Will Mac’s Time Machine Always Keep Your Files?

Mac’s Time Machine seems to work so slickly that we may be lulled into a false sense of security

Time Machine LogoI admit that I used to assume that, once it had backed up a file, Time Machine would keep it – at least until it had to remove some old backups to make way for newer ones.

A few days ago, though, one of my IT Support clients specifically asked me whether Time Machine still keeps files deleted from the main drive, so I started doing some digging. Apple don’t seem to offer any technical information at all on exactly what the software does – this is all I could find on the subject.

The nearest I’ve come to anything that sounds in any way authoritative on the subject is from Király’s comments on this Apple discussion page. In Király’s opinion, Time Machine appears arbitrarily to decide which daily backup to retain as a weekly backup and it appears that no attempt is made by Time Machine to ensure that all the different files created and amended during the week are preserved in the weekly backup. So, if you created a file on Monday and then worked on it on Tuesday and Wednesday, it would be in the daily backups for those days. But if you then deleted it and Time Machine chose to carry the Friday daily backup forward as the weekly backup then the backup of the file worked on earlier in the week would be lost. Presumably, the same would apply when deciding which weekly backup is retained to become the monthly backup.

I haven’t found anything else that precisely confirms this situation, but neither have I found anything that denies it. However, I did come across a more detailed critique of Time Machine at the Mac Observer. While not addressing my specific concern of deleted files not being kept in the backups, it does express other concerns about Time Machine.

So, assuming that (like me) you no longer have complete faith in Time Machine, what do you do?

Backup FolderWell, I don’t recommend abandoning Time Machine just because of this. It’s easy to set up and it seems to work well for most situations. Instead, I recommend taking manual backups of important files and folders as often as you feel it is worth it. So if, for example, you have a folder of important work that occupies, say, 10gb, and that folder contains files that are regularly changed and added to, then I would invest in 3 X 16gb USB flash drives (about £5 each from Ryman) and periodically copy the entire folder to one of those drives and rotate the drives that you use. It’s important when doing this to add the files to the USB drive without deleting the previous contents of the USB drive first. Otherwise, you are, once again, in danger of losing files that are no longer on the hard drive. If you are talking about large music or photo collections, then you might have to use external hard drives instead of USB flash drives.

Alternatively, you could “archive” huge chunks of the data that never change and only back up the more volatile files. Personally, I take “archive” copies of important folders periodically as well as my regular backups. Archive copies are ones that are never deleted or overwritten. So, if you take an archive copy onto DVDRs (not the rewritable DVDRWs) then you know you have a copy as long as the DVD is readable (we might expect this to be forever but see my blog on data retention). Many laptops nowadays do not have inbuilt CD/DVD players, but you can buy external ones that connect by USB cable when you need them (see my blog on external CD/DVD drives). Of course, DVDs can normally only contain about 4gb of data, so this strategy has its limitations.

Another possibility to consider is creating backups and/or archives onto SD cards. I currently take daily backups of my important folders onto a 128gb SD card (that I never bother removing from the machine). Since this is a separate drive from the internal (SSD) drive, it gives me some protection against SSD drive failure.

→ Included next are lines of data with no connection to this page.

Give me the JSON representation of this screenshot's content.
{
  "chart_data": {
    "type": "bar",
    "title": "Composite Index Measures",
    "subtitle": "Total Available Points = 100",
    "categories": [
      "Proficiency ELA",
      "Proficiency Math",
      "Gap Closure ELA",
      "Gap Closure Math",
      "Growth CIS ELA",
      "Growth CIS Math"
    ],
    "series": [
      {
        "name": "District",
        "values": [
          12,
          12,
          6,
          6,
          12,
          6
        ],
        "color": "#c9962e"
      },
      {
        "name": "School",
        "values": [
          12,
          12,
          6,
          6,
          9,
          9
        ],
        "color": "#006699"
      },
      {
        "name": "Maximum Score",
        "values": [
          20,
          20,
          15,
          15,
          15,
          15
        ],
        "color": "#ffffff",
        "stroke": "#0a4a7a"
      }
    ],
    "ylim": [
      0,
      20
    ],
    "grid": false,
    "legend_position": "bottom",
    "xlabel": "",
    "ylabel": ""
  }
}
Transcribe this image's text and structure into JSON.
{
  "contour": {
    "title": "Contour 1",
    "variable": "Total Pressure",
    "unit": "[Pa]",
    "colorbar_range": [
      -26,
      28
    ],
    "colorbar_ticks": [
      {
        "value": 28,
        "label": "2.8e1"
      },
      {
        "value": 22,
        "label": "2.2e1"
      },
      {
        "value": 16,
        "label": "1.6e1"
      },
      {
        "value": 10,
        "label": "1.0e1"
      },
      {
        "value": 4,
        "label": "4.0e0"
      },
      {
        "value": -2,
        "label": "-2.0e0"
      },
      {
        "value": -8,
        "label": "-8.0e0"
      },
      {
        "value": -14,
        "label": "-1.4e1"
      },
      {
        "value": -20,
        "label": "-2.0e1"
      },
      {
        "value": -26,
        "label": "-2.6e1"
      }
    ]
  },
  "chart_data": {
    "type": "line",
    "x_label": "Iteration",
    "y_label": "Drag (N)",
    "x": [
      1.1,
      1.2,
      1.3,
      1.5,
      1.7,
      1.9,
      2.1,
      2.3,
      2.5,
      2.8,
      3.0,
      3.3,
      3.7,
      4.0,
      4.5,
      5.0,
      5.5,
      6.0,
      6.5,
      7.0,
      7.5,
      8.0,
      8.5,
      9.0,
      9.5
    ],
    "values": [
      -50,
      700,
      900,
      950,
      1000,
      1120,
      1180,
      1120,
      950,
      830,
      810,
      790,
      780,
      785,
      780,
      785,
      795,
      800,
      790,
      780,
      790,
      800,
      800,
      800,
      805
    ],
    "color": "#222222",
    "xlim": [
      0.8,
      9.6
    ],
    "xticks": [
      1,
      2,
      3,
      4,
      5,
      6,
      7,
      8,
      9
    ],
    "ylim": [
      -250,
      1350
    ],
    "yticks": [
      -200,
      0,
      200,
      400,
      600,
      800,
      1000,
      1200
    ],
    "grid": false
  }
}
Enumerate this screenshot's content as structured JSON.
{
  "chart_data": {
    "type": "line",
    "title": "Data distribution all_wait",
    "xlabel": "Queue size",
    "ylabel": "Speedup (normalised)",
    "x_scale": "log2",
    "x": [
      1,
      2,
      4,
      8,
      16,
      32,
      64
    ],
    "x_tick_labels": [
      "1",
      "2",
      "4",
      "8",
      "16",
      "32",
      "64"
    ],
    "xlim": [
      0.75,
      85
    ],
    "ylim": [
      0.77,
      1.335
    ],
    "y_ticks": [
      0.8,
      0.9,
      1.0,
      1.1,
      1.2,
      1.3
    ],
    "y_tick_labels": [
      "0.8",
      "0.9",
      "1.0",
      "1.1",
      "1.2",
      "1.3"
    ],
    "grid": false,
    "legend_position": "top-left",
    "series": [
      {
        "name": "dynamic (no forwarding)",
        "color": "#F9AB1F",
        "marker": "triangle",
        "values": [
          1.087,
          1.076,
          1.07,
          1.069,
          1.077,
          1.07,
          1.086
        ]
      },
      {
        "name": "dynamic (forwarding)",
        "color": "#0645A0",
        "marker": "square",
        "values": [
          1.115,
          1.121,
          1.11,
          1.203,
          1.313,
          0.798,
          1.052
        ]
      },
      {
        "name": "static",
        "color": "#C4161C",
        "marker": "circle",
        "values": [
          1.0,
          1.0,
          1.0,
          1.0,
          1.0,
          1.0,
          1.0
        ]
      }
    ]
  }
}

World Backup DayThe concept of backups is easy. It just means making copies of things so that you are not left bereft if something happens to the original. In practice, though, it can become very complicated. As a general principle, I would always recommend that backups of important things are taken in more than one way, onto more than one medium, at more than one time, and kept in more than one place. And it now appears to me that that principle holds good even if your primary backup method on a Mac is Time Machine.

By the way, did you know that 31st March is “World Backup Day“? I kid you not. Who decides these things? What happens if two different “causes” want the same day?